Quote from: Ron Edwards on September 02, 2008, 01:22:13 PMIf Fred and Barney are taking swings at one another, then their two rolls are not compared. At all. The two 8's do not tie, because they are not compared. Macmoyer, please ignore Raven's post in full. It is not correct.

Hrm. Ok, please PM me or give me a call tomorrow sometime, Ron, because I am sitting here scratching my head and completely not grasping what/how I've screwed up the above example. And apologies, Mac, if I've caused any confusion. I'll stay out until Ron and I have had a chance to talk.
Rev. Ravenscrye Grey Daegmorgan
Wild Hunt Studio

Ron Edwards

Actually, I'd like to talk with Macmoyer for a while. I think the result will shake out into what you're looking for.

Macmoyer (I need a real first name, actually), we're good with the basic dice comparison process, right? Double-check (first is A, second is B):

9, 9, 8, 8, 7, 4, 3, 2, 1, 1 vs. 10, 8, 9, 4, 4
B wins with one victory

9, 9, 9, 7, 7, 6, 5, 5, 4, 2, 2 vs. 9, 8, 7, 6, 3
A wins with two victories

10, 9, 9, 9, 8, 7, 5, 2, 1, 1 vs. 10, 9, 9, 9, 7, 5, 4, 3, 3
A wins with one victory

And just to nail down the original question for good:
6, 6, 5, 4, 3, 3, 3, 1 vs. 2, 1
A wins with seven victories

How's this look?

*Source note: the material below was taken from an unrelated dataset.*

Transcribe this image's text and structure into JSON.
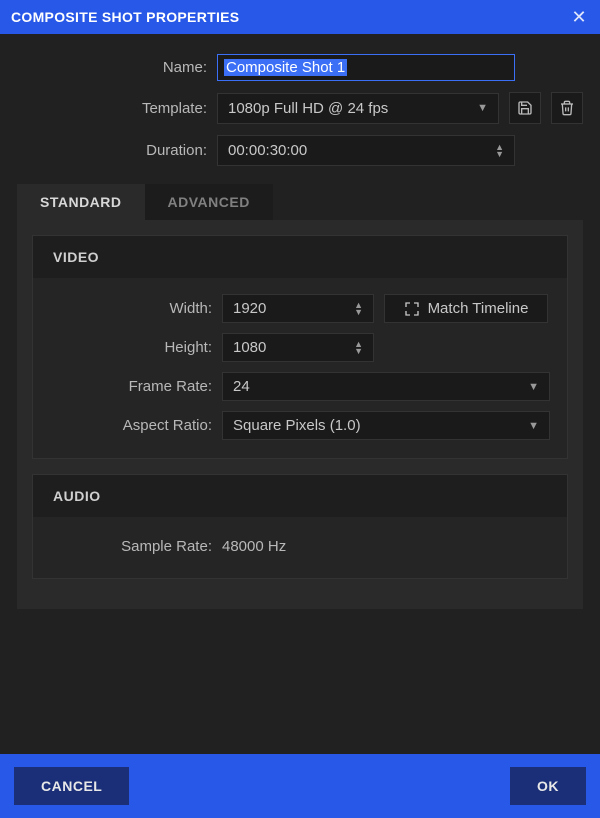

Making sense? Questions, comments?

Best, Ron



rabindranath72

Quote from: Ron Edwards on September 03, 2008, 05:25:41 AM
10, 9, 9, 9, 8, 7, 5, 2, 1, 1 vs. 10, 9, 9, 9, 7, 5, 4, 3, 3
A wins with one victory



Hi Ron,
shouldn't the above example be 3 victories for A? The 10, 9, 9, 9 cancel.
Then we match 8 vs. 7, which is one victory for A. But then, we need to look next to see if B "stops the fall" of victories, and we find 7 vs. 5, for another victory for A. Then, 5 vs. 4, another victory for A. Then 2 vs. 3, so the process stops. ?-


Ron Edwards

It seems like you're still doing Risk, or reminiscent thereof. I should state it right out:

Once you've hit the relevant high value for the losing side, stop.

Does that help?

Best, Ron

rabindranath72

I guess I have it right.
The algorithm would be:
1) Sort the values for both sides from highest to lowest
2) Discard ties
3) One of the two sides has an highest die; that side is the winner.
4) Count the victories: count the number of dice that the winning side has which are larger than the highest die of the losing side.

So:
A = 10, 9, 9, 7, 5, 1
B= 10, 9, 8, 1

Remove ties:
A = 9, 7, 5, 1
B= 8, 1

A wins, with one victory (only 9 is larger than all the dice remaining to B)

Is this correct?

Cheers,
Antonio

rabindranath72

Quote from: rabindranath72 on September 03, 2008, 08:27:25 AM
A wins, with one victory (only 9 is larger than all the dice remaining to B)

Well, actually the sentence above is redundant, we only need check the highest die rolled by B.